The bandwidth of 802.11ac (Wi-Fi 5) is variable and depends on the specific hardware, configuration, and environment.
The theoretical maximum data rate can reach nearly 7 Gbps, but this is rarely achieved in real-world conditions. Typical real-world speeds are significantly lower, ranging from 100 Mbps to over 700 Mbps.
What is 802.11ac?
Introduced in 2013, 802.11ac is a wireless networking standard, also known as Wi-Fi 5, that significantly improved upon its predecessor, 802.11n (Wi-Fi 4). It operates exclusively in the less-crowded 5 GHz frequency band to deliver higher speeds, greater capacity, and enhanced performance, especially for streaming and other high-bandwidth applications.
The bandwidth improvements in 802.11ac were achieved through several key enhancements over previous Wi-Fi standards:
Wider channels
802.11ac increased the available channel bandwidth to allow more data to pass through simultaneously.
- Wider channel options: The standard supports channel widths of 20, 40, 80, and 160 MHz, up from the 20 and 40 MHz options in 802.11n.
- Contiguous and non-contiguous channels: In addition to bonding adjacent channels to create a 160 MHz channel, Wave 2 devices can also bond two non-adjacent 80 MHz channels (80+80 MHz).
- Wave 1 vs.
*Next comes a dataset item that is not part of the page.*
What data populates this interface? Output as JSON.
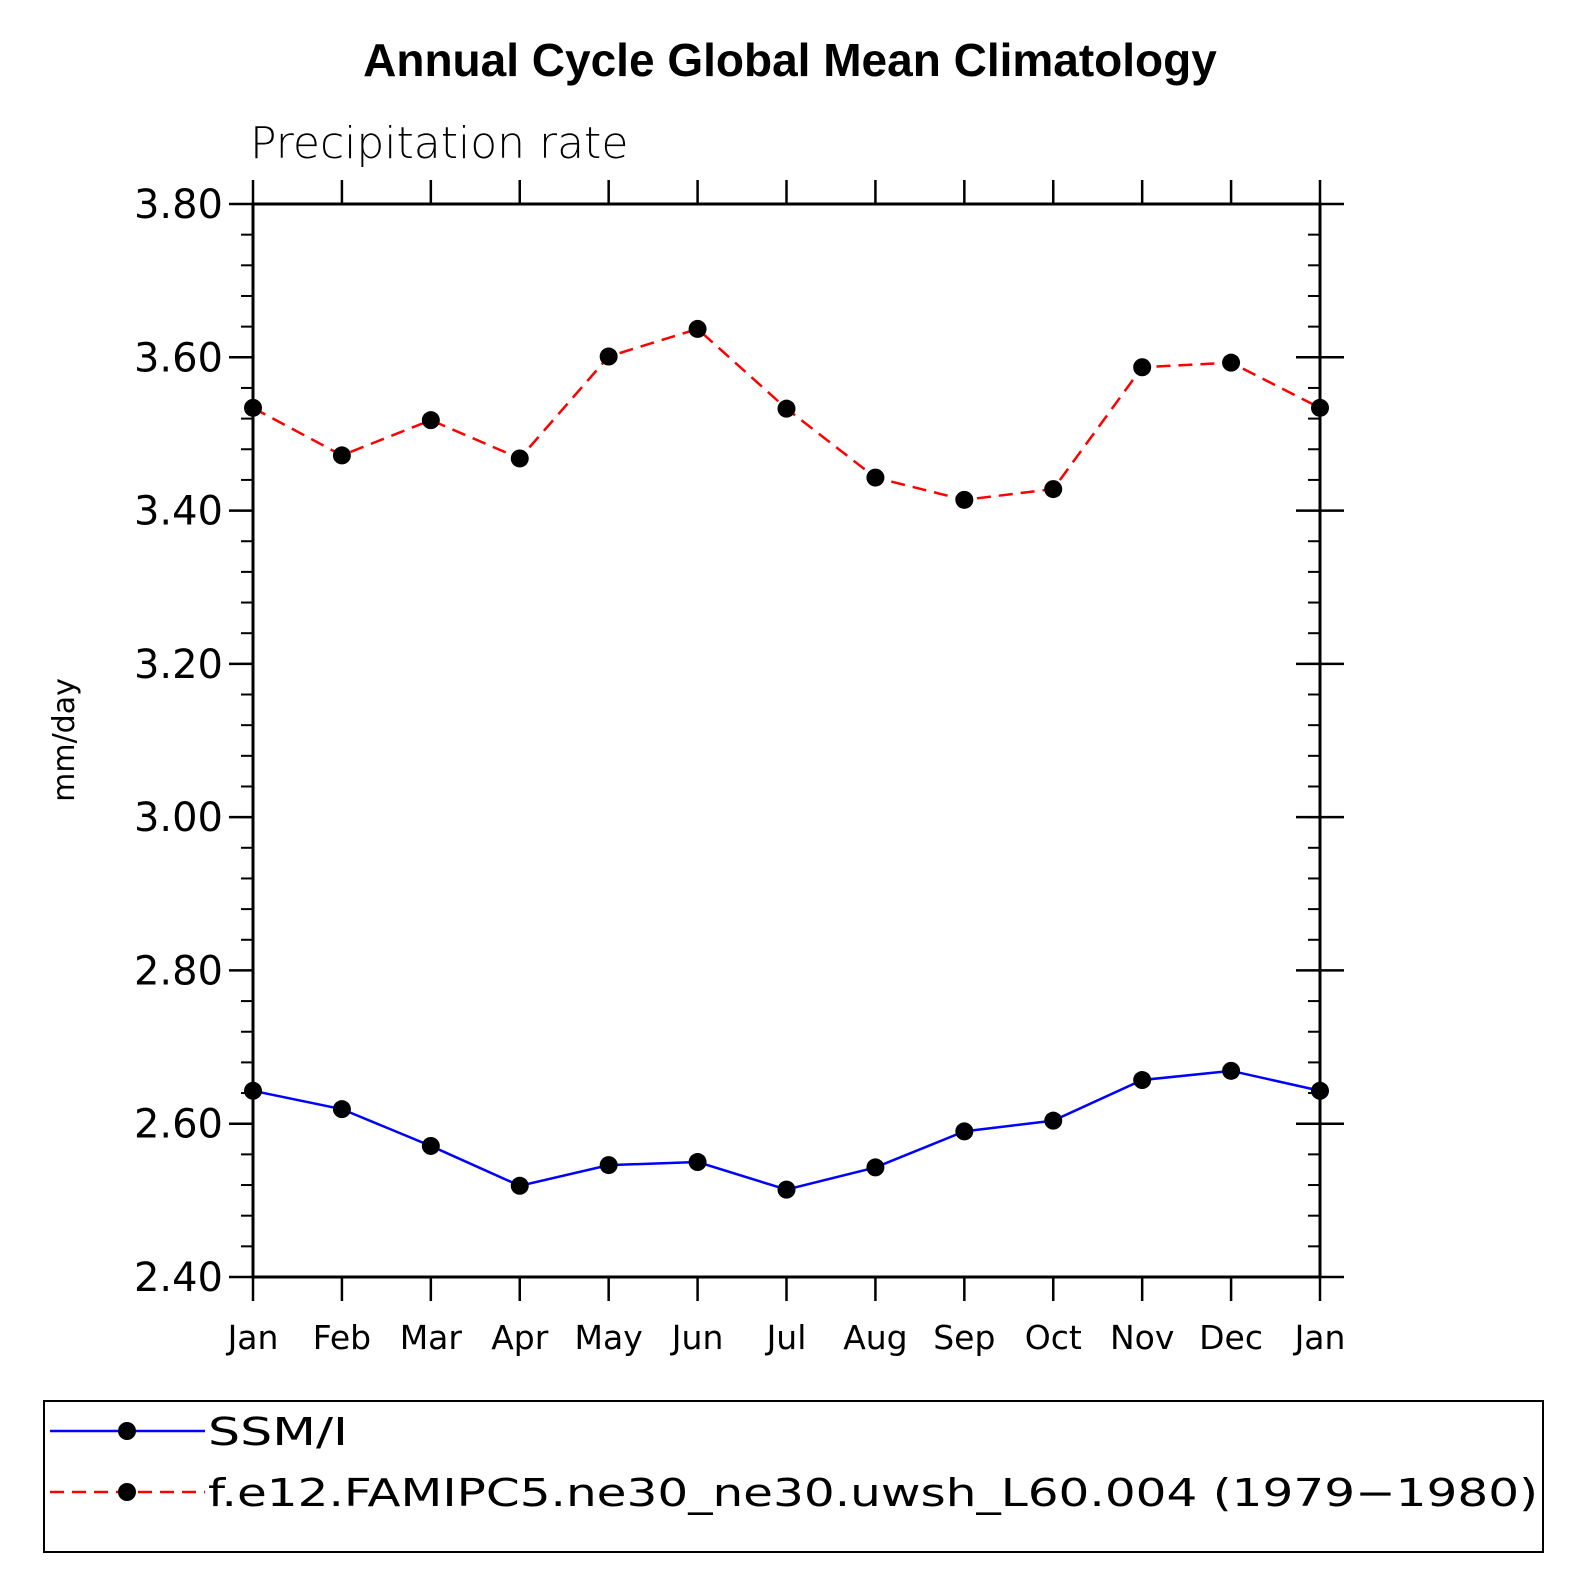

Wave 2: The initial Wave 1 devices supported a maximum channel width of 80 MHz, while later Wave 2 devices extended this to 160 MHz.
More spatial streams
MIMO technology uses multiple antennas to send and receive data simultaneously, and 802.11ac significantly increased the number of streams.
- Stream count: While 802.11n supported up to four spatial streams, the 802.11ac standard expanded this to eight, doubling the potential throughput.
- Hardware limitations: The actual number of spatial streams used in a network depends on the hardware of both the access point and the client device. Many access points support 2x2 or 4x4 streams, and most client devices, such as smartphones, are typically 1x1.
Higher modulation density
Quadrature Amplitude Modulation (QAM) is a method for encoding data onto radio waves. 802.11ac improved upon this technology to increase data transfer rates.
- Modulation increase: 802.11ac uses 256-QAM, an improvement over 802.11n's 64-QAM, allowing it to squeeze 256 different signals onto one frequency by shifting and twisting each into a slightly different phase.
- Throughput improvement: This higher-density modulation can provide up to a 33% increase in data transfer rate over 802.11n, especially over shorter distances with strong signal strength.
Multi-User MIMO (MU-MIMO)
A feature introduced with 802.11ac Wave 2, MU-MIMO allows an access point to communicate with multiple client devices at the same time.
- Efficient broadcasting: Instead of serving one device at a time, MU-MIMO can create and serve separate data streams to up to four client devices simultaneously, which increases overall network capacity and efficiency.
- Downlink only: In 802.11ac, MU-MIMO is limited to the downlink (from the access point to the clients).
Performance in the real world
While the theoretical bandwidth of 802.11ac is impressive, real-world performance is often lower due to several factors.
- Hardware compatibility: Achieving the highest speeds requires both the router and the client device to support the same advanced features, such as 160 MHz channels and multiple spatial streams.
- Environmental factors: Interference from physical obstacles like walls and furniture, as well as other wireless devices, can significantly slow down speeds.
- Wi-Fi congestion: As a shared medium technology, performance can degrade in crowded environments with many competing networks.
- Half-duplex communication: Wi-Fi is a half-duplex technology, meaning it can only transmit or receive data at a given time, not both simultaneously. This further reduces the achievable throughput.
Comparison with other standards
802.11ac has since been superseded by newer standards like 802.11ax (Wi-Fi 6) and 802.11be (Wi-Fi 7), which offer even greater bandwidth and efficiency.
- 802.11ax (Wi-Fi 6): Supports higher theoretical maximum speeds (up to 9.6 Gbps), operates on both 2.4 GHz and 5 GHz bands, and introduces advanced features like OFDMA to improve performance in high-density environments.
- 802.11be (Wi-Fi 7): Operates on the 2.4, 5, and 6 GHz bands with significantly higher speeds, wider channels (up to 320 MHz), and Multi-Link Operation (MLO).